By Tom Hals
WILMINGTON, Delaware (Reuters) – Meta Platforms’ former chief operating officer, Sheryl Sandberg, was sanctioned by a judge on Tuesday for deleting emails related to litigation over Facebook’s Cambridge Analytica privacy scandal, despite being told to preserve the messages.
The judge, Vice Chancellor Travis Laster, of Delaware Chancery Court, said evidence showed Sandberg used a private account under a pseudonym and erased messages that were likely relevant to the shareholder lawsuit.
The sanction will make it harder for Sandberg to inform her side of the story and avoid liability on the eight-day, non-jury trial scheduled for April.

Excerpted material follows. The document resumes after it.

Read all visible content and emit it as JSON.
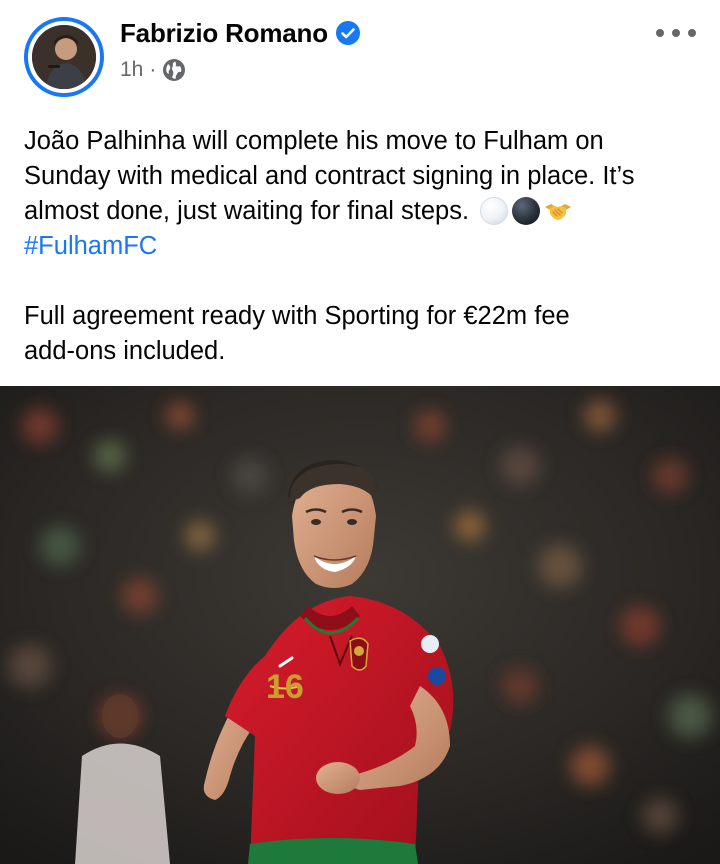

The judge also ordered her to pay the expenses related to the sanctions motion incurred by the shareholders, which include California’s huge teachers’ retirement system often called CalSTRS.

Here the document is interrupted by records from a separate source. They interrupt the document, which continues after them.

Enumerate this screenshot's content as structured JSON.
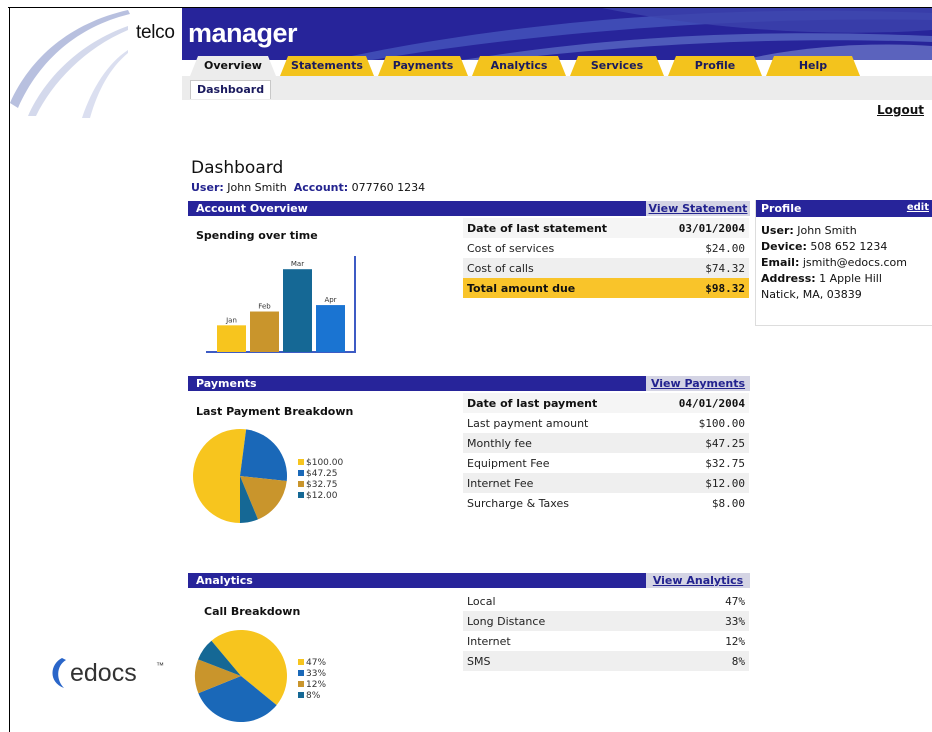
{
  "header": {
    "brand_prefix": "telco",
    "brand_name": "manager",
    "tabs": [
      {
        "label": "Overview",
        "active": true
      },
      {
        "label": "Statements",
        "active": false
      },
      {
        "label": "Payments",
        "active": false
      },
      {
        "label": "Analytics",
        "active": false
      },
      {
        "label": "Services",
        "active": false
      },
      {
        "label": "Profile",
        "active": false
      },
      {
        "label": "Help",
        "active": false
      }
    ],
    "subtab": "Dashboard",
    "logout": "Logout"
  },
  "page": {
    "title": "Dashboard",
    "user_label": "User:",
    "user_value": "John Smith",
    "account_label": "Account:",
    "account_value": "077760 1234"
  },
  "account_overview": {
    "title": "Account Overview",
    "link": "View Statement",
    "chart_title": "Spending over time",
    "rows": [
      {
        "label": "Date of last statement",
        "value": "03/01/2004"
      },
      {
        "label": "Cost of services",
        "value": "$24.00"
      },
      {
        "label": "Cost of calls",
        "value": "$74.32"
      },
      {
        "label": "Total amount due",
        "value": "$98.32"
      }
    ]
  },
  "payments": {
    "title": "Payments",
    "link": "View Payments",
    "chart_title": "Last Payment Breakdown",
    "rows": [
      {
        "label": "Date of last payment",
        "value": "04/01/2004"
      },
      {
        "label": "Last payment amount",
        "value": "$100.00"
      },
      {
        "label": "Monthly fee",
        "value": "$47.25"
      },
      {
        "label": "Equipment Fee",
        "value": "$32.75"
      },
      {
        "label": "Internet Fee",
        "value": "$12.00"
      },
      {
        "label": "Surcharge & Taxes",
        "value": "$8.00"
      }
    ]
  },
  "analytics": {
    "title": "Analytics",
    "link": "View Analytics",
    "chart_title": "Call Breakdown",
    "rows": [
      {
        "label": "Local",
        "value": "47%"
      },
      {
        "label": "Long Distance",
        "value": "33%"
      },
      {
        "label": "Internet",
        "value": "12%"
      },
      {
        "label": "SMS",
        "value": "8%"
      }
    ]
  },
  "profile": {
    "title": "Profile",
    "edit": "edit",
    "user_label": "User:",
    "user_value": "John Smith",
    "device_label": "Device:",
    "device_value": "508 652 1234",
    "email_label": "Email:",
    "email_value": "jsmith@edocs.com",
    "address_label": "Address:",
    "address_line1": "1 Apple Hill",
    "address_line2": "Natick, MA, 03839"
  },
  "footer_logo": "edocs",
  "colors": {
    "navy": "#27249a",
    "gold": "#f3c31d",
    "yellow": "#f7c51e",
    "blue": "#1a68b8",
    "ochre": "#c9952c",
    "teal": "#156895"
  },
  "chart_data": [
    {
      "type": "bar",
      "categories": [
        "Jan",
        "Feb",
        "Mar",
        "Apr"
      ],
      "values": [
        29,
        44,
        90,
        51
      ],
      "colors": [
        "#f7c51e",
        "#c9952c",
        "#156895",
        "#1a74d2"
      ],
      "ylim": [
        0,
        100
      ]
    },
    {
      "type": "pie",
      "labels": [
        "$100.00",
        "$47.25",
        "$32.75",
        "$12.00"
      ],
      "values": [
        100.0,
        47.25,
        32.75,
        12.0
      ],
      "colors": [
        "#f7c51e",
        "#1a68b8",
        "#c9952c",
        "#156895"
      ]
    },
    {
      "type": "pie",
      "labels": [
        "47%",
        "33%",
        "12%",
        "8%"
      ],
      "values": [
        47,
        33,
        12,
        8
      ],
      "colors": [
        "#f7c51e",
        "#1a68b8",
        "#c9952c",
        "#156895"
      ]
    }
  ]
}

“Because Sandberg selectively deleted items from her Gmail account, it is probably going that probably the most sensitive and probative exchanges are gone,” Laster wrote in his opinion published on Tuesday.
Meta and an attorney for Sandberg didn’t immediately reply to a request for comment.

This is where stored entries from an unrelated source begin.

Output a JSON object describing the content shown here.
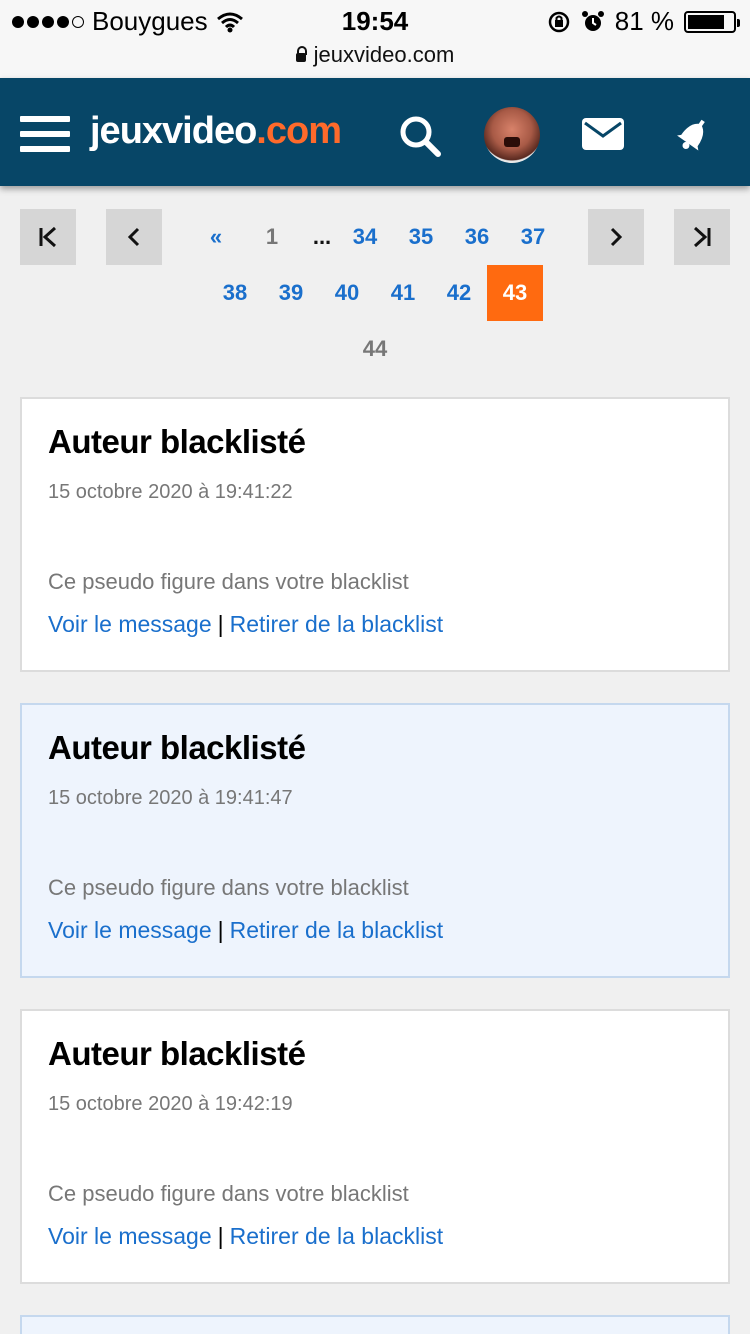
{
  "status_bar": {
    "carrier": "Bouygues",
    "time": "19:54",
    "battery": "81 %",
    "battery_level": 0.81,
    "url": "jeuxvideo.com"
  },
  "header": {
    "logo_main": "jeuxvideo",
    "logo_accent": ".com",
    "colors": {
      "bar": "#074667",
      "accent": "#ff6a2b"
    }
  },
  "pagination": {
    "row1": [
      "«",
      "1",
      "...",
      "34",
      "35",
      "36",
      "37"
    ],
    "row2": [
      "38",
      "39",
      "40",
      "41",
      "42",
      "43"
    ],
    "row3": [
      "44"
    ],
    "current": "43",
    "active_color": "#ff6a10"
  },
  "posts": [
    {
      "title": "Auteur blacklisté",
      "date": "15 octobre 2020 à 19:41:22",
      "note": "Ce pseudo figure dans votre blacklist",
      "view_link": "Voir le message",
      "separator": "|",
      "remove_link": "Retirer de la blacklist"
    },
    {
      "title": "Auteur blacklisté",
      "date": "15 octobre 2020 à 19:41:47",
      "note": "Ce pseudo figure dans votre blacklist",
      "view_link": "Voir le message",
      "separator": "|",
      "remove_link": "Retirer de la blacklist"
    },
    {
      "title": "Auteur blacklisté",
      "date": "15 octobre 2020 à 19:42:19",
      "note": "Ce pseudo figure dans votre blacklist",
      "view_link": "Voir le message",
      "separator": "|",
      "remove_link": "Retirer de la blacklist"
    }
  ]
}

Sandberg had argued she was forthcoming in regards to the personal account and infrequently used it for business and when she did, others were copied on the messages so the knowledge was preserved.
Laster imposed the next standard of “clear and convincing evidence,” slightly than “preponderance” of evidence, for Sandberg’s affirmative defenses, that are her arguments and evidence for why she mustn’t be held liable.
The case was brought in 2018, when it emerged that Facebook allowed data from thousands and thousands of users to be accessed by Cambridge Analytica, a political consulting firm that worked for Donald Trump’s successful campaign for U.S. president in 2016.
Shareholders sued the corporate’s directors and officers for allegedly harming investors by continually violating a 2012 consent order with the Federal Trade Commission to guard users’ data.
Shareholders also allege the corporate’s board bargained to pay a bigger high quality of $5 billion to the FTC in 2019 in order that founder Mark Zuckerberg wouldn’t have personal accountability. Zuckerberg is anticipated to be deposed for a second time before the beginning of the trial, in line with court records.
In 2023, Laster refused to dismiss the lawsuit, which he said was a “case involving alleged wrongdoing on a really colossal scale.”
Shareholders also asked Laster to sanction Jeffrey Zients, who was former President Joe Biden’s chief of staff and who also used and deleted personal emails when he was on Meta’s board. The judge said that Zients’ messages were less pertinent because he joined the Meta board in 2018, after the Cambridge Analytica scandal, and was not an organization officer.